Saturday 9 February 2013

T 1382/09 – At The Printers


This opposition appeal decision contains a statement on the availability to the public of a printed document.

The patent proprietor pointed out that documents A2, A5, F2, F4, and F7 showed that the skilled person was able to measure the pH value under certain conditions.

*** Translation of the French original ***

[4.2.1] The [patent proprietor] referred to document A2
  • page 17 of which teaches how to use a LiCl solution in ethanol as an alternative electrolyte in electrodes to be used in non-acqueous media, and
  • page 36 of which discloses an electrode containing such an electrolyte.
Document A2 is a catalogue of the Metrohm company that is dated on its page 2 as follows:


Even if one may presume that this document had been printed in February 1999, there is no indication that this catalogue or the above mentioned electrode have been made available to the public before the date of filing of the patent-in-suit, i.e. March 20, 1999.

Therefore, document A2 cannot support the argument of the patent proprietor.

Although it does not explicitly say so, the Board appears to consider that there was an implicit confidentiality agreement between the print office and the Metrohm company.

Should you wish to download the whole decision (in French), just click here.

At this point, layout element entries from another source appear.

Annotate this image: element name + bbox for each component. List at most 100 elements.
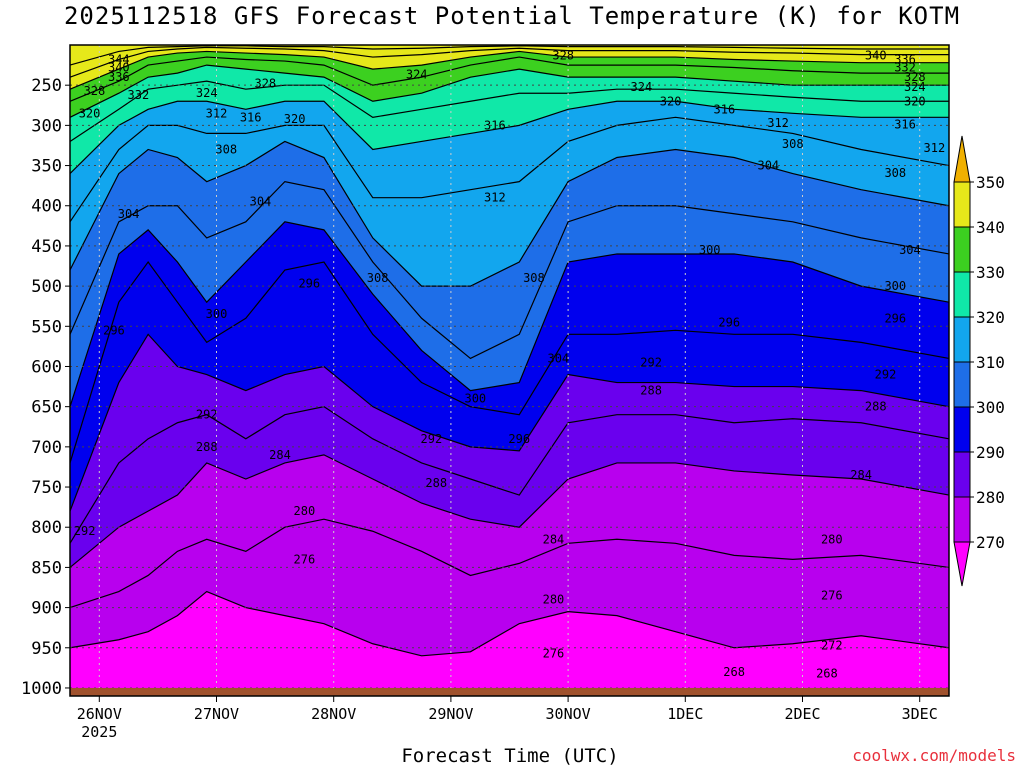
contour-label-284: 284 — [543, 532, 565, 546]
contour-label-280: 280 — [294, 504, 316, 518]
y-tick-label: 850 — [31, 558, 62, 578]
x-tick-label: 3DEC — [902, 705, 938, 723]
contour-340k — [69, 45, 949, 66]
contour-label-336: 336 — [894, 52, 916, 66]
contour-288k — [69, 406, 950, 544]
contour-label-316: 316 — [484, 118, 506, 132]
contour-label-324: 324 — [631, 80, 653, 94]
colorbar-segment-340 — [953, 181, 971, 228]
x-tick-label: 28NOV — [311, 705, 356, 723]
contour-label-316: 316 — [714, 102, 736, 116]
contour-label-328: 328 — [254, 77, 276, 91]
colorbar-label: 350 — [976, 173, 1005, 192]
y-tick-label: 700 — [31, 438, 62, 458]
contour-300k — [69, 221, 950, 407]
contour-label-296: 296 — [103, 323, 125, 337]
colorbar-label: 330 — [976, 263, 1005, 282]
contour-label-320: 320 — [660, 94, 682, 108]
colorbar-label: 320 — [976, 308, 1005, 327]
y-tick-label: 450 — [31, 237, 62, 257]
contour-312k — [69, 116, 950, 223]
contour-label-312: 312 — [484, 191, 506, 205]
contour-label-308: 308 — [884, 166, 906, 180]
contour-label-284: 284 — [850, 468, 872, 482]
contour-label-284: 284 — [269, 448, 291, 462]
x-tick-sublabel: 2025 — [81, 723, 117, 741]
contour-label-300: 300 — [699, 243, 721, 257]
y-tick-label: 550 — [31, 317, 62, 337]
colorbar-label: 270 — [976, 533, 1005, 552]
contour-label-288: 288 — [640, 384, 662, 398]
y-tick-label: 950 — [31, 639, 62, 659]
contour-label-276: 276 — [821, 589, 843, 603]
contour-280k — [69, 518, 950, 609]
colorbar-label: 280 — [976, 488, 1005, 507]
contour-label-296: 296 — [298, 277, 320, 291]
y-tick-label: 500 — [31, 277, 62, 297]
contour-label-340: 340 — [108, 61, 130, 75]
x-tick-label: 27NOV — [194, 705, 239, 723]
contour-label-292: 292 — [421, 432, 443, 446]
contour-296k — [69, 260, 950, 464]
contour-284k — [69, 454, 950, 568]
y-tick-label: 900 — [31, 599, 62, 619]
colorbar-arrow-high — [953, 135, 971, 183]
credit-text: coolwx.com/models — [852, 746, 1016, 765]
contour-label-300: 300 — [464, 392, 486, 406]
colorbar-arrow-low — [953, 541, 971, 587]
ground-strip — [70, 687, 949, 696]
contour-label-292: 292 — [196, 408, 218, 422]
contour-276k — [69, 590, 950, 657]
contour-label-340: 340 — [865, 48, 887, 62]
contour-label-316: 316 — [894, 118, 916, 132]
contour-332k — [69, 50, 949, 90]
contour-label-288: 288 — [865, 400, 887, 414]
contour-label-268: 268 — [723, 665, 745, 679]
contour-308k — [69, 140, 950, 287]
y-tick-label: 800 — [31, 518, 62, 538]
contour-label-304: 304 — [250, 195, 272, 209]
contour-label-324: 324 — [196, 86, 218, 100]
y-tick-label: 600 — [31, 357, 62, 377]
colorbar-segment-280 — [953, 451, 971, 498]
x-tick-label: 1DEC — [667, 705, 703, 723]
y-tick-label: 750 — [31, 478, 62, 498]
contour-336k — [69, 46, 949, 78]
x-tick-label: 30NOV — [546, 705, 591, 723]
contour-label-308: 308 — [215, 142, 237, 156]
colorbar-segment-310 — [953, 316, 971, 363]
contour-label-320: 320 — [79, 106, 101, 120]
contour-label-288: 288 — [196, 440, 218, 454]
x-tick-label: 29NOV — [428, 705, 473, 723]
chart-title: 2025112518 GFS Forecast Potential Temper… — [63, 2, 961, 30]
contour-label-288: 288 — [425, 476, 447, 490]
contour-292k — [69, 333, 950, 512]
colorbar-segment-330 — [953, 226, 971, 273]
x-tick-label: 26NOV — [77, 705, 122, 723]
contour-label-320: 320 — [284, 112, 306, 126]
contour-label-280: 280 — [543, 593, 565, 607]
contour-label-304: 304 — [547, 351, 569, 365]
colorbar-label: 290 — [976, 443, 1005, 462]
contour-label-296: 296 — [884, 311, 906, 325]
contour-320k — [69, 80, 949, 142]
contour-label-292: 292 — [875, 368, 897, 382]
contour-label-292: 292 — [74, 524, 96, 538]
contour-label-296: 296 — [718, 315, 740, 329]
contour-label-308: 308 — [782, 137, 804, 151]
colorbar-label: 340 — [976, 218, 1005, 237]
contour-label-276: 276 — [294, 552, 316, 566]
contour-label-280: 280 — [821, 532, 843, 546]
contour-label-328: 328 — [552, 48, 574, 62]
contour-label-276: 276 — [543, 646, 565, 660]
colorbar-segment-300 — [953, 361, 971, 408]
y-tick-label: 350 — [31, 157, 62, 177]
contour-label-324: 324 — [904, 80, 926, 94]
contour-label-328: 328 — [84, 84, 106, 98]
colorbar-segment-290 — [953, 406, 971, 453]
contour-label-312: 312 — [924, 141, 946, 155]
contour-label-312: 312 — [767, 116, 789, 130]
contour-label-324: 324 — [406, 68, 428, 82]
contour-label-336: 336 — [108, 70, 130, 84]
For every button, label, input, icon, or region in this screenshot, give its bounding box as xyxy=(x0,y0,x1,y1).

The file wrapper can be found here.

5 comments:

Anonymous said...

It is interesting to see that the availability to the public with regard to the Methrom catalogue has been put into question only during oral proceedings before the Board (it seems from the decision that this argument had apparently not even been raised by the opponent). The patentee had then no chance to provide additional evidence proving that this document had indeed been made available to the public prior to the relevant date.

Anonymous said...

Sometimes one wonders..... I have seen oppositions based on B-documents that were published after the priority date of the contested patent. Nobody made a remark about this until the case came to appeal and the board drew the parties' attention to it. I find this quite amazing because
-how can one attack a patent on the basis of documents that were not publicly available at the relevant date?
- how can the patent proprietor miss this what for me would be the first line of defence?
- how can the opposition division not check if documents upon which an opposition is based are publicly availabe at the relevant date?

oliver said...

Well, sh… happens, as a poet said.

Let him who never fails cast the first stone.

Anonymous said...

But so many? Parties and OD? And not just one instance, I have seen several of this kind (each in a bit different form), but basically citing unpublished documents and nobody seems to care?

oliver said...

A beloved quote comes to my mind:

“It is an experience common to all men to find that, on any special occasion … everything that can go wrong will go wrong. Whether we must attribute this to the malignity of matter or to the total depravity of inanimate things, whether the exciting cause is hurry, worry, or what not, the fact remains.”